Updated:2010-05-24 14:00:38

China's top planning body has ruled out tax on real estate at least three years.

It also clarified that local governments did not have the jurisdiction to tweak taxation legislation amid widespread and incorrect rumors that Shanghai was targeted for an imminent property levy.

Huang Hanquan, a senior research fellow with the National Development and Reform Commission, told the most recent edition of China Times that there would be "no mention of real estate tax" for three years.

Huang also denied that any specific policy was in the pipeline to enforce stricter new curbs against the booming real estate market.

The two stock markets on China's mainland - in Shanghai and Shenzhen - have fallen to their lowest levels in more than a year, driven down by inflationary pressure and concerns that more measures to cool property speculation may hurt the wider economy.

As equities tumbled, rumors became rife that Shanghai was about to impose a property-ownership tax on homes.
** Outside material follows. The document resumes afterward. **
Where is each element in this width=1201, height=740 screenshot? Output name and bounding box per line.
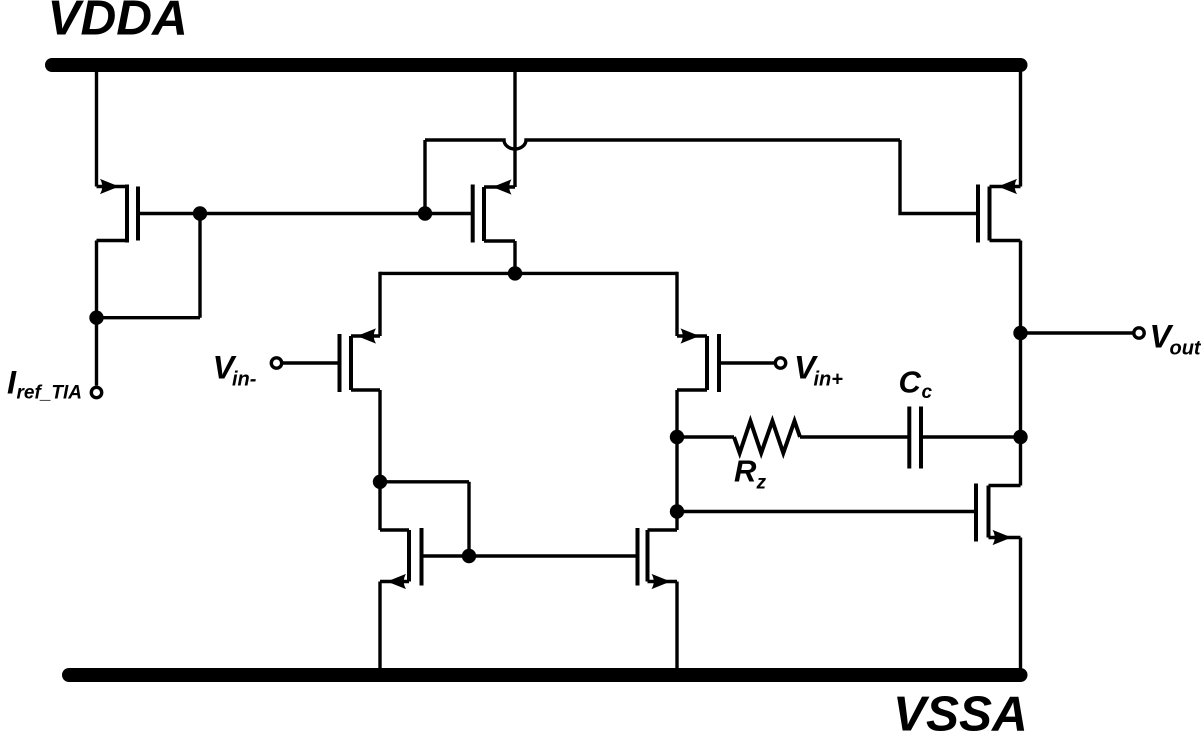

"It was a misunderstanding," said Kong Jingyuan, a senior official with the NDRC. "The commission is definitely laying out a plan for the domestic real estate market, but it is part of the 12th five-year plan and the release date will be the second half of next year."

A research fellow with the People's Bank of China, the central bank, told the weekly newspaper that "macro-control against the real estate market will enter a cooling-down period" in a climate of inflation and economic revival.

The real estate tax rumor was attributed to a news report last Monday alleging that new curbs being drafted by central government agencies - headed by the NDRC - were being urged to promote healthy development of the real estate market.

It made headlines nationwide and triggered a strong reaction. But the commission did not make an immediate response.

Kong said the NDRC's investment department was mapping out a medium- and long-term development plan for the real estate market but this was not connected to taxation matters.

This plan would take effect only after being approved by the National People's Congress, China's top legislative body, the newspaper said.

"Only the central government can legislate on tax, while provincial and local governments are in charge of implementation of these laws," said Niu Xinwen, a spokesman for the State Administration of Taxation.